A short strawberry blonde in a veil, eight men in suits, seven teenagers of both sexes and a teenage girl sitting beside her mother, hands clenched. Both faces were fixed on an antique blue casket and Malin could almost hear muffled sobbing, the very picture of pain and grief.
She leaned back and stretched her legs. There was something, though, something that burrowed under her skin and made her stomach roll. It felt as if she had swallowed a particularly gristly piece of chicken and she pushed the photograph away.
The second photograph was the same, so were the third and fourth. The fifth showed a different expression on Lily’s face, eyes down this time as if she turned slightly to acknowledge the hand on her shoulder. A young man, seventeen, eighteen. Kind eyes. Malin checked each photograph for variations, all labelled from one to forty-seven, copyright to the Duke City Journal.

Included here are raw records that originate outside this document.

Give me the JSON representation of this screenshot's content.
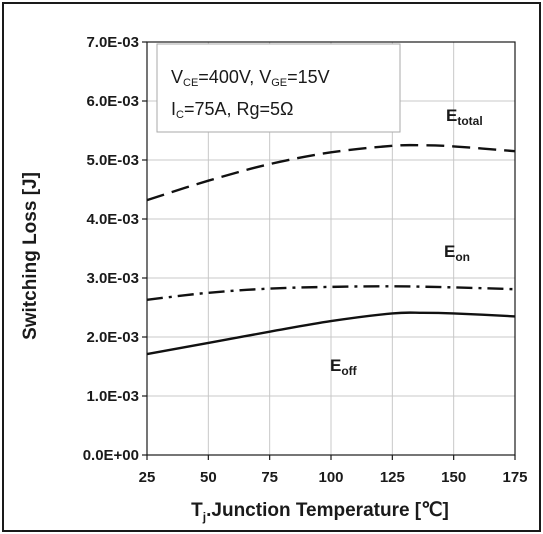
{
  "chart_data": {
    "type": "line",
    "xlabel": {
      "main": "T",
      "sub": "j",
      "rest": ".Junction Temperature [℃]"
    },
    "ylabel": "Switching Loss [J]",
    "xlim": [
      25,
      175
    ],
    "ylim": [
      0,
      0.007
    ],
    "x_ticks": [
      25,
      50,
      75,
      100,
      125,
      150,
      175
    ],
    "x_tick_labels": [
      "25",
      "50",
      "75",
      "100",
      "125",
      "150",
      "175"
    ],
    "y_ticks": [
      0,
      0.001,
      0.002,
      0.003,
      0.004,
      0.005,
      0.006,
      0.007
    ],
    "y_tick_labels": [
      "0.0E+00",
      "1.0E-03",
      "2.0E-03",
      "3.0E-03",
      "4.0E-03",
      "5.0E-03",
      "6.0E-03",
      "7.0E-03"
    ],
    "grid": true,
    "annotation": {
      "line1": {
        "a": "V",
        "a_sub": "CE",
        "b": "=400V, V",
        "b_sub": "GE",
        "c": "=15V"
      },
      "line2": {
        "a": "I",
        "a_sub": "C",
        "b": "=75A, Rg=5Ω"
      }
    },
    "series": [
      {
        "name": "E_total",
        "label_main": "E",
        "label_sub": "total",
        "style": "dashed",
        "x": [
          25,
          50,
          75,
          100,
          125,
          137.5,
          150,
          175
        ],
        "y": [
          0.00432,
          0.00465,
          0.00493,
          0.00513,
          0.00524,
          0.00525,
          0.00523,
          0.00515
        ]
      },
      {
        "name": "E_on",
        "label_main": "E",
        "label_sub": "on",
        "style": "dashdot",
        "x": [
          25,
          50,
          75,
          100,
          125,
          150,
          175
        ],
        "y": [
          0.00263,
          0.00275,
          0.00282,
          0.00285,
          0.00286,
          0.00284,
          0.00281
        ]
      },
      {
        "name": "E_off",
        "label_main": "E",
        "label_sub": "off",
        "style": "solid",
        "x": [
          25,
          50,
          75,
          100,
          125,
          137.5,
          150,
          175
        ],
        "y": [
          0.00171,
          0.0019,
          0.00209,
          0.00227,
          0.0024,
          0.00241,
          0.0024,
          0.00235
        ]
      }
    ],
    "colors": {
      "line": "#111111",
      "grid": "#c8c8c8",
      "frame": "#1a1a1a"
    }
  }
}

A few weeks ago, she and Temeke had watched another funeral through a rain speckled windshield and just as the casket was lowered into a muddy hole, Temeke had said something about killers returning to admire their handiwork.
Slipping the printed press releases into the file, she took the cell phone out of her pocket and laid it on the desk. If Temeke called, the thing would rattle louder than a beer can. She couldn’t remember a day when the sun shone as brightly as it had in the summer, or a day where she felt less hopeful. But this year things were different. They were starting to feel different too.